Cost savings are one of the advantages to owning a timeshare. A timeshare agreement generally provides for shared ownership of a unit. Shared ownership often provides for cost savings over an individual purchase of a similar property. In that regard, it is important to analyze each proposed timeshare property to be certain it truly fits your needs and meets your expectations.
The disadvantages are that you are entering into a long-term financial obligation, sometimes up to 99 years, with monthly maintenance fees, special assessments, and retained real estate taxes on mortgages. The monthly maintenance fees are approximately $500 to $1,000 per month or $3,000 to $12,000 per year. The special assessments often equal the annual maintenance fees to cover large costs such as infrastructural repairs and upgrades. The real estate taxes are often retained by the timeshare association to pay the mortgage.
There can also be contractual obligations. If you fail to pay the monthly maintenance fees, the timeshare association may have the right to foreclose on your interest in the timeshare and/or place a lien on your other real estate. If you intend to rent the unit, you should understand the restrictions on rentals established by the timeshare association. Usually rentals are only permitted for a term of one to two weeks and the association may not allow you to keep all of the rental income. You should also be certain you understand the restrictions on use. Some timeshare agreements require you to use your unit only during certain times of the year, on certain days of the week, or at certain times of the day. Other timeshare agreements are less restrictive, but all have some restrictions regarding use and occupancy.

Negotiating a Timeshare Agreement

Negotiating the terms of a timeshare agreement is a complex but crucial step that can affect your long-term enjoyment of your vacation property. Many purchasers may feel overwhelmed by the sales process or the prospect of dealing with tough negotiators. However, approaching the conversation with a clear understanding of the terms can help you stay well-informed and confident while discussing the details of the sale with property representatives.
When negotiating the terms of a timeshare agreement, it’s important to keep in mind how you intend to use the property. Will your family be using the property during certain times of the year? Will you have anyone subleasing the property? These are important questions to ask yourself before signing an agreement. Having clarity regarding your intended use of the property can give you a solid stance for the negotiation process.
Additionally, it’s crucial to ensure that you understand all of the terms and conditions outlined in the agreement. Learn about all hidden fees and understand your responsibilities as an owner. If you are unsure about any of the terms , don’t sign the agreement until you have them answered. A good seller should be willing to go over all aspects of the agreement with you.
A quality timeshare property will have the answers to these questions readily available. All of this information is vital to understanding the ins and outs of your agreement and why you’re paying certain fees.

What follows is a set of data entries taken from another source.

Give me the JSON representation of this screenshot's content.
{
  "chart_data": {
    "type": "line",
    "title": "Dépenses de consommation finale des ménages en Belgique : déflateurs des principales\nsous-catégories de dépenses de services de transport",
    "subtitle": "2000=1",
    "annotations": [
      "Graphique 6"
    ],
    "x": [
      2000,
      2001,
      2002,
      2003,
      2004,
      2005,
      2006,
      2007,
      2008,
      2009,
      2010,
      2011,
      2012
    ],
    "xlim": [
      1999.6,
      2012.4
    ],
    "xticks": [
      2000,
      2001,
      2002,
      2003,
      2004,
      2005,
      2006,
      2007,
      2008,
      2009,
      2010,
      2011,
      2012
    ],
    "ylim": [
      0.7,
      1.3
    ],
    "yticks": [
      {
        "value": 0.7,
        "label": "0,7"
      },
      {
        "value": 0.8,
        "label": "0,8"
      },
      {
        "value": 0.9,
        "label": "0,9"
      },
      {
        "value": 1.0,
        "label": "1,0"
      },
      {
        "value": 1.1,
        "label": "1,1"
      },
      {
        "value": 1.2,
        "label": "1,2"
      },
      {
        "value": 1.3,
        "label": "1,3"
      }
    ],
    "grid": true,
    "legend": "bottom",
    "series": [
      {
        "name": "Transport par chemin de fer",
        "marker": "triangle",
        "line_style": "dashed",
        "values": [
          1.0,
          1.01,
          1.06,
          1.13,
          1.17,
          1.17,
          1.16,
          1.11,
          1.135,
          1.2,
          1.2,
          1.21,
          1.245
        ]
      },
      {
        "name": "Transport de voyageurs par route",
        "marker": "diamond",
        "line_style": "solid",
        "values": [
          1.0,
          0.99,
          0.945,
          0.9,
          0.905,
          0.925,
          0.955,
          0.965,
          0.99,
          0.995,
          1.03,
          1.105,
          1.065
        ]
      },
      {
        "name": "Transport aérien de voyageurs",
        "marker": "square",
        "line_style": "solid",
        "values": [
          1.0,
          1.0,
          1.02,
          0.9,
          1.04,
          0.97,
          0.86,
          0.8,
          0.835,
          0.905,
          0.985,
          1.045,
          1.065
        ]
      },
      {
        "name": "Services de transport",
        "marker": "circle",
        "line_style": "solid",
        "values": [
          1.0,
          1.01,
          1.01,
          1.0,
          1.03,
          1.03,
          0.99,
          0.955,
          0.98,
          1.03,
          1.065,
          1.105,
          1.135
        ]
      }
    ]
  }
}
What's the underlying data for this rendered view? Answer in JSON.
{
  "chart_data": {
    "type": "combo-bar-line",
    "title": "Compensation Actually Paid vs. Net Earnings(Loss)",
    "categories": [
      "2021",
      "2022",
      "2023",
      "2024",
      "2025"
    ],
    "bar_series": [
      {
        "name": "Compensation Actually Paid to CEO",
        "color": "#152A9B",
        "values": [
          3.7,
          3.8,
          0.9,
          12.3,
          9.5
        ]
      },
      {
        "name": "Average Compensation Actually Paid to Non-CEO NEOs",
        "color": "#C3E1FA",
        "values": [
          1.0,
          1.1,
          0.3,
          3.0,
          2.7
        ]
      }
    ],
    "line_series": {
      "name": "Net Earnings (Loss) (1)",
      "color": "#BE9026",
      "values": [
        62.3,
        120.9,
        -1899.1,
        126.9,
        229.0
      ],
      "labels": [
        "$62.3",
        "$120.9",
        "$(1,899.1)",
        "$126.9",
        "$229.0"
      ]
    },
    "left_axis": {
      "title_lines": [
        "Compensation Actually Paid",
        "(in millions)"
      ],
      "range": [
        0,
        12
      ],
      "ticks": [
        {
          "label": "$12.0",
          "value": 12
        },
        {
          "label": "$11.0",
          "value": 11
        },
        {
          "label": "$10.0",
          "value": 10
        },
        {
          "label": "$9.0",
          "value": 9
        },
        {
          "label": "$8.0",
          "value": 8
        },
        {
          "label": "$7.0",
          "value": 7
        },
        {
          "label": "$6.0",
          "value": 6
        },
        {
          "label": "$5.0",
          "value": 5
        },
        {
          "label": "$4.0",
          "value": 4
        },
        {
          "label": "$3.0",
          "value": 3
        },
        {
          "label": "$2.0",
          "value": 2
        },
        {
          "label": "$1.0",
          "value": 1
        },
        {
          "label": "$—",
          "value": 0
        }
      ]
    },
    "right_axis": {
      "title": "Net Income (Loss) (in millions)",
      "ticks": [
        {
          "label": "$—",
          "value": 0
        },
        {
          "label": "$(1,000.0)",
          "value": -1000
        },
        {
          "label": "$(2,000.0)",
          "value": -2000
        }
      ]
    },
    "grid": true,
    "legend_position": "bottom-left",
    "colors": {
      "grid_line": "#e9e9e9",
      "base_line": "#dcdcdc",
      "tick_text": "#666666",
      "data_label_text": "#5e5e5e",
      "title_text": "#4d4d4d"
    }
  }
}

Purchasing a timeshare agreement is a significant financial commitment that requires careful consideration. Doing your research into all of the costs associated with a timeshare will give you a clear understanding of the property’s value. In creating a typical cost breakdown of your expenses, a reputable salesperson will be able to show you how you will benefit from making the purchase.
You may need to read through the agreement multiple times to fully understand it, but once you do, begin the negotiation process. Timeshare representatives may not budge on certain issues, but if you know which terms are flexible and which aren’t, you may be able to negotiate a better deal for yourself.